El cura Gueorgui  Gapón
El cura Gueorgui Gapón en una asamblea

Al Domingo Sangriento siguió una ola de agitación, huelgas y rebeliones campesinas, que hicieron que el zar decretara la formación de un Parlamento, la Duma, elegido con total libertad y con plenos poderes. Los poderes, lejos de ser plenos, eran mínimos. Nicolás jamás aceptó ser un monarca constitucional: juzgaba que era una afrenta a su autoridad, y un atentado a sus derechos de ser gobernante absoluto por la Gracia de Dios, una figura retórica que había sido borrada por la Revolución Francesa en 1789. El gobierno del zar disolvió las dos primeras Dumas hasta que, en 1907, después de manipular las leyes electorales, logró un Parlamento de mayoría conservadora.

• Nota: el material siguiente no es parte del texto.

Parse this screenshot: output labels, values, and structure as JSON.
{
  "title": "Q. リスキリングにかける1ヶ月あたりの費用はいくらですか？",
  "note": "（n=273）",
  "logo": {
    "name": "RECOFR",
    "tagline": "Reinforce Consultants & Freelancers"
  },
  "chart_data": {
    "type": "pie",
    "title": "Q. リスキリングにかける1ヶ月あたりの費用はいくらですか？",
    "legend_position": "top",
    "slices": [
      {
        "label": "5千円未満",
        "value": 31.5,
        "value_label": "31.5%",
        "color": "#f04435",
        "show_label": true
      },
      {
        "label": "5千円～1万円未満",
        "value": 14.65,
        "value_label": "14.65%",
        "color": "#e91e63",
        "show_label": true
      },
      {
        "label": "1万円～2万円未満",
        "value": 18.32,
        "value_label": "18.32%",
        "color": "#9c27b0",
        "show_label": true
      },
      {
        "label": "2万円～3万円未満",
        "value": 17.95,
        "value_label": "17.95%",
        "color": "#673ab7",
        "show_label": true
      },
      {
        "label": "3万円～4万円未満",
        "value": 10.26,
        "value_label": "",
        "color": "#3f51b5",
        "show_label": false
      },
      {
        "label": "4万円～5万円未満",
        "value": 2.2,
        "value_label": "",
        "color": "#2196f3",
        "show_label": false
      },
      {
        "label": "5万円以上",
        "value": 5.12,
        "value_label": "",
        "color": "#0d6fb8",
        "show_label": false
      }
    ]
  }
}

Cómo se incubó y brotó el germen de la Revolución Rusa de 1917, es otra larga y apasionante historia. El embrión de aquel movimiento que cambió a Rusia para siempre, y que terminaría con la vida de toda la familia imperial y con la dinastía Romanov, se plantó aquel domingo de sangre de 1905.

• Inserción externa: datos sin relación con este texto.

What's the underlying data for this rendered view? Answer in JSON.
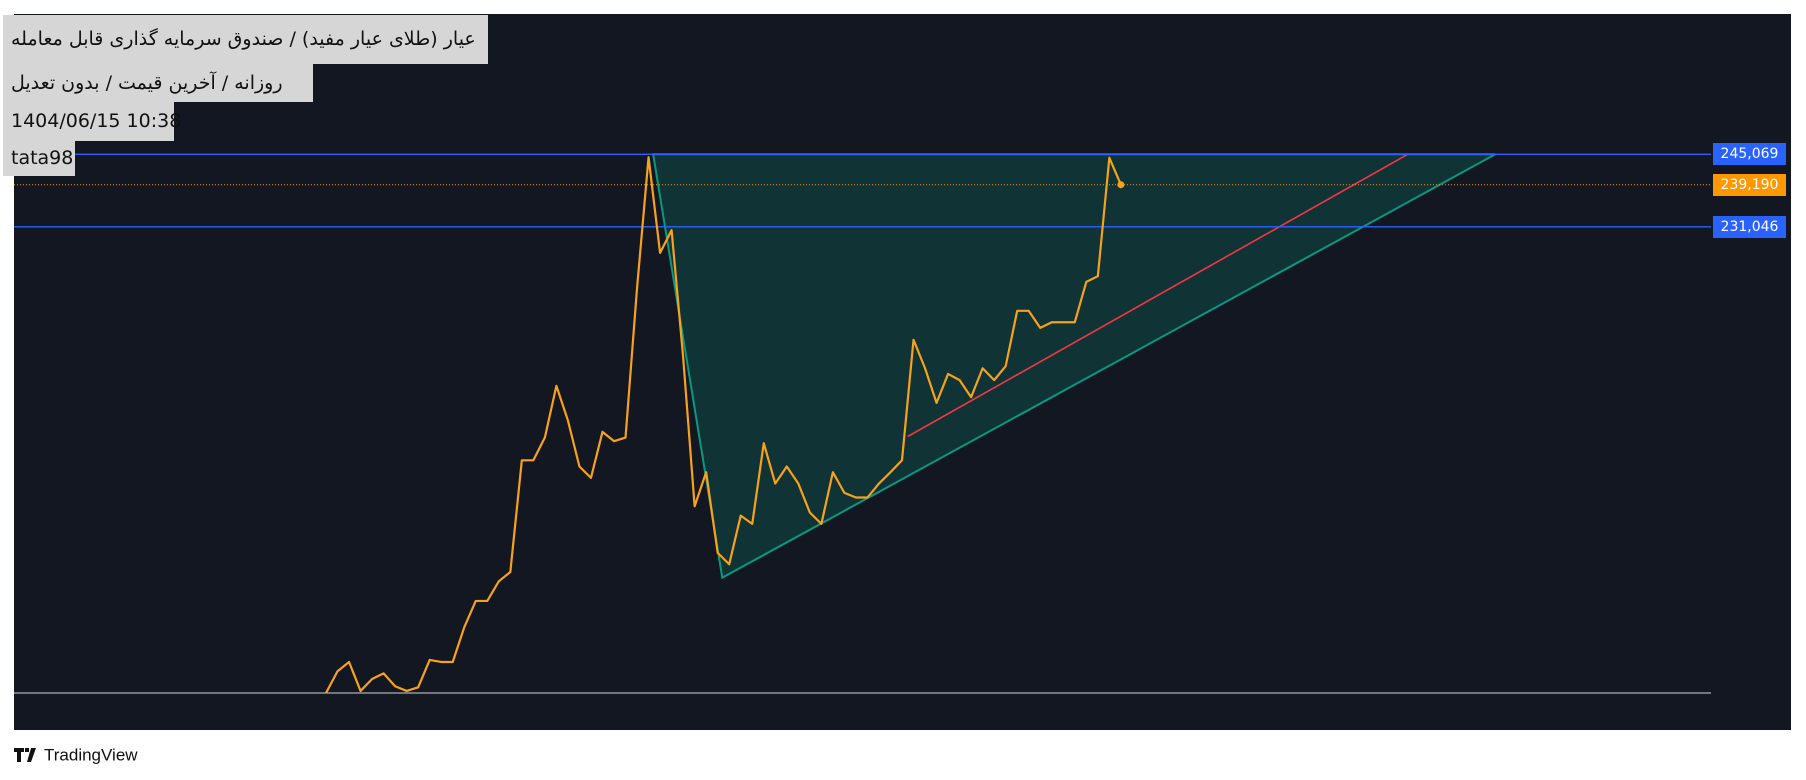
{
  "chart_data": {
    "type": "line",
    "title": "عیار (طلای عیار مفید) / صندوق سرمایه گذاری قابل معامله",
    "subtitle": "روزانه / آخرین قیمت / بدون تعدیل",
    "timestamp": "1404/06/15 10:38",
    "author": "tata98",
    "brand": "TradingView",
    "color": "#f7a21b",
    "categories": [
      null,
      null,
      null,
      null,
      null,
      null,
      null,
      null,
      null,
      null,
      null,
      null,
      null,
      null,
      null,
      null,
      null,
      null,
      null,
      null,
      null,
      null,
      null,
      null,
      null,
      null,
      null,
      null,
      null,
      null,
      null,
      null,
      null,
      null,
      null,
      null,
      null,
      null,
      null,
      null,
      null,
      null,
      null,
      null,
      null,
      null,
      null,
      null,
      null,
      null,
      null,
      null,
      null,
      null,
      null,
      null,
      null,
      null,
      null,
      null,
      null,
      null,
      null,
      null,
      null,
      null,
      null,
      null,
      null,
      null
    ],
    "values": [
      140900,
      145100,
      146900,
      141300,
      143600,
      144700,
      142200,
      141300,
      142000,
      147300,
      146900,
      146900,
      153600,
      158700,
      158700,
      162500,
      164300,
      185900,
      185900,
      190300,
      200300,
      193600,
      184700,
      182500,
      191400,
      189600,
      190300,
      219200,
      244500,
      226000,
      230400,
      205900,
      177000,
      183600,
      168000,
      165800,
      175200,
      173600,
      189200,
      181400,
      184700,
      181400,
      175800,
      173600,
      183600,
      179600,
      178700,
      178700,
      181400,
      183600,
      185900,
      209200,
      203700,
      197000,
      202600,
      201400,
      198100,
      203700,
      201400,
      204100,
      214800,
      214800,
      211500,
      212600,
      212600,
      212600,
      220400,
      221500,
      244400,
      239190
    ],
    "ylim": [
      140900,
      272200
    ],
    "hlines": [
      {
        "value": 245069,
        "label": "245,069",
        "color": "#2962ff",
        "style": "solid"
      },
      {
        "value": 239190,
        "label": "239,190",
        "color": "#ff9800",
        "style": "dotted"
      },
      {
        "value": 231046,
        "label": "231,046",
        "color": "#2962ff",
        "style": "solid"
      }
    ],
    "triangle": {
      "points": [
        [
          28.4,
          245069
        ],
        [
          34.4,
          163200
        ],
        [
          101.5,
          245069
        ]
      ],
      "color": "#089981"
    },
    "trendline": {
      "points": [
        [
          50.5,
          190500
        ],
        [
          93.9,
          245069
        ]
      ],
      "color": "#f23645"
    }
  }
}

El cura Gapón excomulgó al emperador después de la matanza y huyó a Francia. Viajó por Europa, fue recibido por Lenin y por los líderes socialistas franceses Jean Jaurés y Georges Clemenceau. A finales de 1905 regresó a Rusia junto a Pinhas Rutenberg, un empresario, ingeniero hidráulico y activista del Partido Socialista Revolucionario de Rusia. Gapón reveló a Rutenberg sus contactos con la policía zarista y trató de reclutarlo con el argumento que afirmaba que la doble lealtad era útil para la causa de los trabajadores. Pero Rutenberg lo denunció a las autoridades de su partido que exigieron que el traidor fuese ejecutado.

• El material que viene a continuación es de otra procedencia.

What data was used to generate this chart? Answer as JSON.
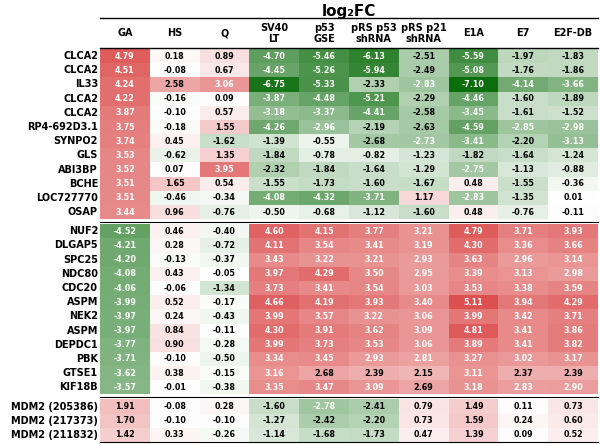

El 26 de marzo de 1906, Gapón se reunió con Rutenberg en una cabaña alquilada en las afueras de San Petersburgo. Un mes después, su cadáver fue hallado allí, ahorcado. Rutenberg admitió más tarde que Gapón había sido condenado a muerte por un tribunal de su partido y que tres de sus militantes habían escuchado, escondidos en la cabaña, la propuesta de colaboración que Gapón reiteró a Rutenberg que, dijo entonces, salió de la cabaña por unos minutos. Cuando regresó, Gapón estaba muerto.

El Domingo Sangriento se había cobrado su última víctima.